Como avalia este momento, em que segundo o novo movimento, “Great Reflection”, os trabalhadores encontram-se numa encruzilhada e aspiram mudar rapidamente de carreira, com o intuito de procurar mais sentido e realização na sua função?
Vivemos um momento de transformação constante e acelerada no mundo do trabalho e esta é uma realidade inegável, diretamente relacionada com a era digital e a globalização. A “Great Reflection” é um espelho dessa realidade, na qual muitas pessoas procuram mudanças significativas nas suas carreiras de modo a encontrarem maior sentido e realização nas suas funções, cujo propósito esteja alinhado com os seus valores e que tenha um impacto positivo no mundo. Avaliando este momento, podemos perceber que as mudanças nas expectativas dos colaboradores refletem uma crescente procura por trabalhos mais significativos e gratificantes, em detrimento da mera fonte de remuneração. De certa forma, esta tendência surge como uma reação à pressão constante da produtividade e à falta de equilíbrio entre trabalho e vida pessoal, com impacto direto no desgaste profissional e pessoal. Além disso, a procura por significado no trabalho também pode ser entendida como uma manifestação da crescente consciencialização sobre questões sociais, ambientais e éticas, que muitos colaboradores consideram importantes para as suas carreiras. Por isso mesmo, esta é uma oportunidade para as empresas criarem ambientes de trabalho mais saudáveis e equilibrados, que valorizem o bem-estar dos colaboradores e incentivem a inovação e a criatividade – no fundo, que não tenham como único objetivo o lucro, mas também o impacto positivo no Mundo.

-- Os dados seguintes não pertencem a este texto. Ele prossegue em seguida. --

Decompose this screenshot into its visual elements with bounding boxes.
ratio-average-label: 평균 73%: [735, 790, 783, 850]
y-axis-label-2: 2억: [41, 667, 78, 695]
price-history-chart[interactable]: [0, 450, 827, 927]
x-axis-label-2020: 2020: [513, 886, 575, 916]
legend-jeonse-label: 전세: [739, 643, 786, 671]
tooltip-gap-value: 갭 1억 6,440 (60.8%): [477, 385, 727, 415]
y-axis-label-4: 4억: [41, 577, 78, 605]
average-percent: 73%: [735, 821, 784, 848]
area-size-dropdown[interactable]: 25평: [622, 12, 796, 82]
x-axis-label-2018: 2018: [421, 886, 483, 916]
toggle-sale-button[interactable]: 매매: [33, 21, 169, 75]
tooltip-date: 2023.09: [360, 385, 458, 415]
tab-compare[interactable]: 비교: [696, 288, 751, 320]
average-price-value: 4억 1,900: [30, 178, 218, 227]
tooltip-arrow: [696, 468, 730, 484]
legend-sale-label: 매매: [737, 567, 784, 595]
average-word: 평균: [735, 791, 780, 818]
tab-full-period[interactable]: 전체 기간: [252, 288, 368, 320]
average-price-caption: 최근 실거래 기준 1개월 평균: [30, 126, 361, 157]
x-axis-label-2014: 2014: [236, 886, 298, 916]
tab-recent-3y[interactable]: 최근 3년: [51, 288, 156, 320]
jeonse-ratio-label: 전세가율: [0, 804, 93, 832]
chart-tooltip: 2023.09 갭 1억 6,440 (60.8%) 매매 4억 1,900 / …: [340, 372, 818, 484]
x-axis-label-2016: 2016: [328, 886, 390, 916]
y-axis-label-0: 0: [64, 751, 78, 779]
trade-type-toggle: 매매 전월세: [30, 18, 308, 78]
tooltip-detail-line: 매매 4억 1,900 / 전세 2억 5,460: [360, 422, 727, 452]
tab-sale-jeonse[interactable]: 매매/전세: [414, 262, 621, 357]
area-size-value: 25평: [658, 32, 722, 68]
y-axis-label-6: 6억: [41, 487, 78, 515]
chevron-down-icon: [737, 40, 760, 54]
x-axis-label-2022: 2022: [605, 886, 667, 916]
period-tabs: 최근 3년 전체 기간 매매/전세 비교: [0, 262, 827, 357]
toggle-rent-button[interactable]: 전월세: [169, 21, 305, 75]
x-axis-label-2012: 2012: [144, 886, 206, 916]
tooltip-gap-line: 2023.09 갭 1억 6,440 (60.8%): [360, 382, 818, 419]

De que forma podem as empresas responder a esta tendência e o que tem feito a Zühlke nesse sentido?
É possível as empresas responderem a esta tendência de diferentes maneiras, desde logo criando ambientes de trabalho mais flexíveis, com possibilidade de trabalhar de forma remota ou híbrida e investimento em políticas e práticas de sustentabilidade e DEI (Diversidade, Equidade e Inclusão), mas também alinhando o negócio com propósito, investindo em programas de desenvolvimento profissional e pessoal implementando políticas mais abrangentes de equilíbrio entre trabalho e vida pessoal para que cada pessoa explore o seu máximo potencial e contribua para criar valor.
Nesta lógica, é essencial que as empresas estejam atentas às necessidades e expectativas dos seus colaboradores, incentivando a participação ativa destes na definição de metas e objetivos da organização e partilhando feedback regular sobre o seu desempenho e contributo para a organização, potenciando um ambiente de trabalho inclusivo, diverso e seguro, onde todos se sintam valorizados e respeitados.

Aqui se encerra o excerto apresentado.